この世界は人間側と魔王側に別れていて、今でも熾烈に領土争いをしている。人間側の王が魔王を倒せと人間側の、腕がある者に命令するぐらいだ。


そんな物騒な時代でも穏やかに暮らしているところはいくつかある。今回はとある村の話。そして、人間側と魔王側の間に立つヒトの話。



「あ、やっぱり此処に居ましたねロキさん!」


ロキと呼ばれた青年は沢山の書物があふれる薄暗い部屋で黙々と本を読んでいた。だが突然可愛らしい声がロキの集中を削ぐ。彼は面倒くさそうに顔を上げた。


「何でぇアンナ。もう少しで読み終わるところに…」

「そろそろ礼拝の時間なのでつたえようと」


狐の様な耳と、背中に生えている黒い小さな翼を心無し下げながらアンナと呼ばれた少女は申し訳なさそうに言うとロキは本を閉じた。


「どうせいつもと同じで誰も来ねぇだろ。今は農作業の時間だし」

「そ、そんなの解りませんよ!ほら、そこの祭司服着てくださいよ…」

「へいへい」


アンナに弱々しく言われるとこっちが悪いように聞こえてしまうと思いながら、ロキは立ち上がり、本の山の上に置いてあった白い祭司服をみすぼらしく薄いボロボロの服の上に着る。そして顔を隠すための黒いベールを被り、金色の瞳と表情を隠すと部屋から出た。


「もう少し誰か遊びに来てくれたら教会の祭司ってのにもハリが出るんだがなぁ。農作業の手伝いした方がよっぽど村のためだと思わねぇか?」

「さ、祭司も大事ですよ!じゃあ私は奥の方に引っ込んでますね…!村の人にいるのバレたら大変ですし…」

「おー」


赤毛を揺らして教会の奥の部屋に行くアンナの後ろ姿を見て、ロキは「魔王側も難儀だな」と誰に言うわけでもなく呟いた。

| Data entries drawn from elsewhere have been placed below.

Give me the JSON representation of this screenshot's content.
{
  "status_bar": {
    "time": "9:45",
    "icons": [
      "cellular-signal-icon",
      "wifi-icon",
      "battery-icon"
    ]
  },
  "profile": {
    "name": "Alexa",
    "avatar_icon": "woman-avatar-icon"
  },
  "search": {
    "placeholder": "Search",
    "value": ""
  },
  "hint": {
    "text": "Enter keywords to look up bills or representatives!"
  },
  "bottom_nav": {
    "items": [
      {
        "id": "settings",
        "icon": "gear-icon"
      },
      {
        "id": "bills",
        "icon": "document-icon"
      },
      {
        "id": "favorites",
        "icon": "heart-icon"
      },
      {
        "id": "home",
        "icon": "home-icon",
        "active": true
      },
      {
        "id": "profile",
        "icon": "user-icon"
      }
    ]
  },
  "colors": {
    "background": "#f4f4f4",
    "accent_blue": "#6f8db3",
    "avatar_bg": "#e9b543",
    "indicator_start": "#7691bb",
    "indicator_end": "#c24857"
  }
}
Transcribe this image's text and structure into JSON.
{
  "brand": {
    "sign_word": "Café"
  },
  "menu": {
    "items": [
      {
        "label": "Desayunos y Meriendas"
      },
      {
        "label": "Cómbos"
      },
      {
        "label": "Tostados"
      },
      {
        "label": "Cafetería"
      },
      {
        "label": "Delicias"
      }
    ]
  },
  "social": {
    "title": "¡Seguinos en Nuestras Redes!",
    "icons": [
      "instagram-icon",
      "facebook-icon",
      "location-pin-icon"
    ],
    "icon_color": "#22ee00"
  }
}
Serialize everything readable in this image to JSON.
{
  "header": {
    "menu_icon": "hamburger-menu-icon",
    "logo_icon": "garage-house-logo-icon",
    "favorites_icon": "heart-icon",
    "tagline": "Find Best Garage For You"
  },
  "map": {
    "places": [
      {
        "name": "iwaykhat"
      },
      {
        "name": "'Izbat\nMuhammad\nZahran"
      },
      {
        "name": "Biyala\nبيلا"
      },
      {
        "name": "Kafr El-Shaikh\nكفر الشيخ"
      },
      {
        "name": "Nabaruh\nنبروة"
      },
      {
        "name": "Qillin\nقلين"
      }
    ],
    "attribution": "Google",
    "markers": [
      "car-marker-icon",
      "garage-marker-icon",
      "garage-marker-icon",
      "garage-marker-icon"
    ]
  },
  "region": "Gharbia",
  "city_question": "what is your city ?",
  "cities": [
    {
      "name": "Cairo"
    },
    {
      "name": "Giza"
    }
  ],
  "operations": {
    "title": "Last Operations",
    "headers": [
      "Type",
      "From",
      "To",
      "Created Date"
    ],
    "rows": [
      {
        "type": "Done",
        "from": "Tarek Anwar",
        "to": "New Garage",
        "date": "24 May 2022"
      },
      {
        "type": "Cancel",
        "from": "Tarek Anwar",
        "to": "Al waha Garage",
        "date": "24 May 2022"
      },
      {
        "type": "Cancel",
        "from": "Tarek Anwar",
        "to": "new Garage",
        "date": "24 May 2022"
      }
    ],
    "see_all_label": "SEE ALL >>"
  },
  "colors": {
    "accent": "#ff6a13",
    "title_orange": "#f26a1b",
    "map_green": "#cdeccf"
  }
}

アンナは魔王側の召喚士だ。だが根っからの平和主義者で、戦うのが嫌だった彼女は人間側で暮らすことにした。その時見つけたのがこの村であり、この教会だ。そして、『村を襲わなければ誰でも助ける』が信条のロキがアンナをここで居候させているのだ。

いつかは村の住人を説得させて普通に暮らせるようにしたいが、思ってた以上に魔王側と人間側の関係は悪く、だからこそ普通の人間側の者は異様に魔王側の住人を恐れ、受け入れることが出来ない。それはこの平和な村も同じだ。


「することねぇや… 」


小さな声でも静かな教会内では響く。そんな自分のやる気のない声を聞いて、ロキはさらにため息をついた。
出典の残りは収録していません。